SHOUHARDO III works with hard-to-reach, vulnerable communities in rural Bangladesh, including the flood-prone northern regions. There is limited sanitation coverage in homes on the riverine islands and wetlands. Seasonal flooding also causes latrines to collapse and fecal sludge contaminates the surrounding water. With the support of PRO-WASH, SHOUHARDO III (implemented by CARE) and iDE used a series of innovative human-centered design approaches to develop, pilot, and scale flood-resilient sanitation services (see report here).

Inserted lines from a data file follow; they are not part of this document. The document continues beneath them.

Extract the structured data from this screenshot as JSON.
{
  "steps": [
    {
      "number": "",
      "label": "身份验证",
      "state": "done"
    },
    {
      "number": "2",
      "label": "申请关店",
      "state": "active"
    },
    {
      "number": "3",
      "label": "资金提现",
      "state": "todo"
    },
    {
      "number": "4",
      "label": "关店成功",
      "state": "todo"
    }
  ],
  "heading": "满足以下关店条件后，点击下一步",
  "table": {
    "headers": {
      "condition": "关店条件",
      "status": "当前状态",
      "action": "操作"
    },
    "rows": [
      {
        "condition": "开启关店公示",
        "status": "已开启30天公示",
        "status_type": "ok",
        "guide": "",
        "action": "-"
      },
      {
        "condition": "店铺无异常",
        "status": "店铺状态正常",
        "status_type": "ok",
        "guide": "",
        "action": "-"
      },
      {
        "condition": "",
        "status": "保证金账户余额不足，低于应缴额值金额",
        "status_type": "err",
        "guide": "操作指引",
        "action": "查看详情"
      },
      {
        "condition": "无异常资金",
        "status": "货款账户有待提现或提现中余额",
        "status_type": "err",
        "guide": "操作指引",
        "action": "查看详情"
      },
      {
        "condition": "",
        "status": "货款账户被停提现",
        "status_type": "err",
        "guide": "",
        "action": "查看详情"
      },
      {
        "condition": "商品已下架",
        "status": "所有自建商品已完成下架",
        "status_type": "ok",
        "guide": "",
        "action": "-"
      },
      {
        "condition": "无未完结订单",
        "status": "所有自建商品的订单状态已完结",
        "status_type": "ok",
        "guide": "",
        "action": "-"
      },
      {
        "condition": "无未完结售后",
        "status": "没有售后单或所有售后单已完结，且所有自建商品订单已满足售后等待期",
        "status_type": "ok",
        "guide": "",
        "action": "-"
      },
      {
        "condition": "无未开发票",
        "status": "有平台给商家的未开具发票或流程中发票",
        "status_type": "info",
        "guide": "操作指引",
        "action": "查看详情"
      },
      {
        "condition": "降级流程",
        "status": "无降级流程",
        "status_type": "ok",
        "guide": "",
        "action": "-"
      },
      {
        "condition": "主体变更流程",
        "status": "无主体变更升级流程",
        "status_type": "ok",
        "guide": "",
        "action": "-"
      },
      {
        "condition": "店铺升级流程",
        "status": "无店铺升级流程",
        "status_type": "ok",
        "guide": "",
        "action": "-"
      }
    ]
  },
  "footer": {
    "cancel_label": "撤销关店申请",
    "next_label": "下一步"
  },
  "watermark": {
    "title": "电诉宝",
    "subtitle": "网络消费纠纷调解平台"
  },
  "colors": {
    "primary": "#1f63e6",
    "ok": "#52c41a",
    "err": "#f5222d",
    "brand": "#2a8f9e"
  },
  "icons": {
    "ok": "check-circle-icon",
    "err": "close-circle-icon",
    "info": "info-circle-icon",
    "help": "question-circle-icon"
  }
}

Through the human-centered design approach, the activity was able to identify what consumers wanted and needed, which enabled the team to create:

  • Three latrine designs (termed the ‘Nira Pod’),
  • A sustainable sanitation business and maintenance model, and
  • A culturally and contextually specific sanitation marketing strategy

These efforts to develop an affordable, flood-resilient, and desirable sanitation solution, which used a modified market-based sanitation (MBS) approach to reach the ultra-poor and hard-to-reach communities, are still ongoing.  While COVID-19 has affected livelihoods, this sustainable sanitation business model with the availability of desirable sanitation products available on the market will be important during the country’s economic recovery and to mitigate secondary impacts on health and wellbeing. Learn more by listening to video interviews with:

Latrine Producer, Consumer, and Sales AgentSelect English captions.



What’s Next?

COVID-19 has increased food insecurity and resulted in long-lasting health and economic repercussions globally. Through their efforts in adapting to COVID-19 and leveraging market approaches, USAID/BHA implementing partners have continued to support progress towards clean water and sanitation for all, while quickly responding to prevent additional COVID-19 cases. It will be important for us, as a global WASH practitioners’ community, to take stock of the adaptations made in the last year and ask ourselves: what practices and lessons can we take forward, post-pandemic? And what have we learned that can be useful as we anticipate and prepare for future contagions? I look forward to these discussions as we continue working towards achieving the Sustainable Development Goals by 2030.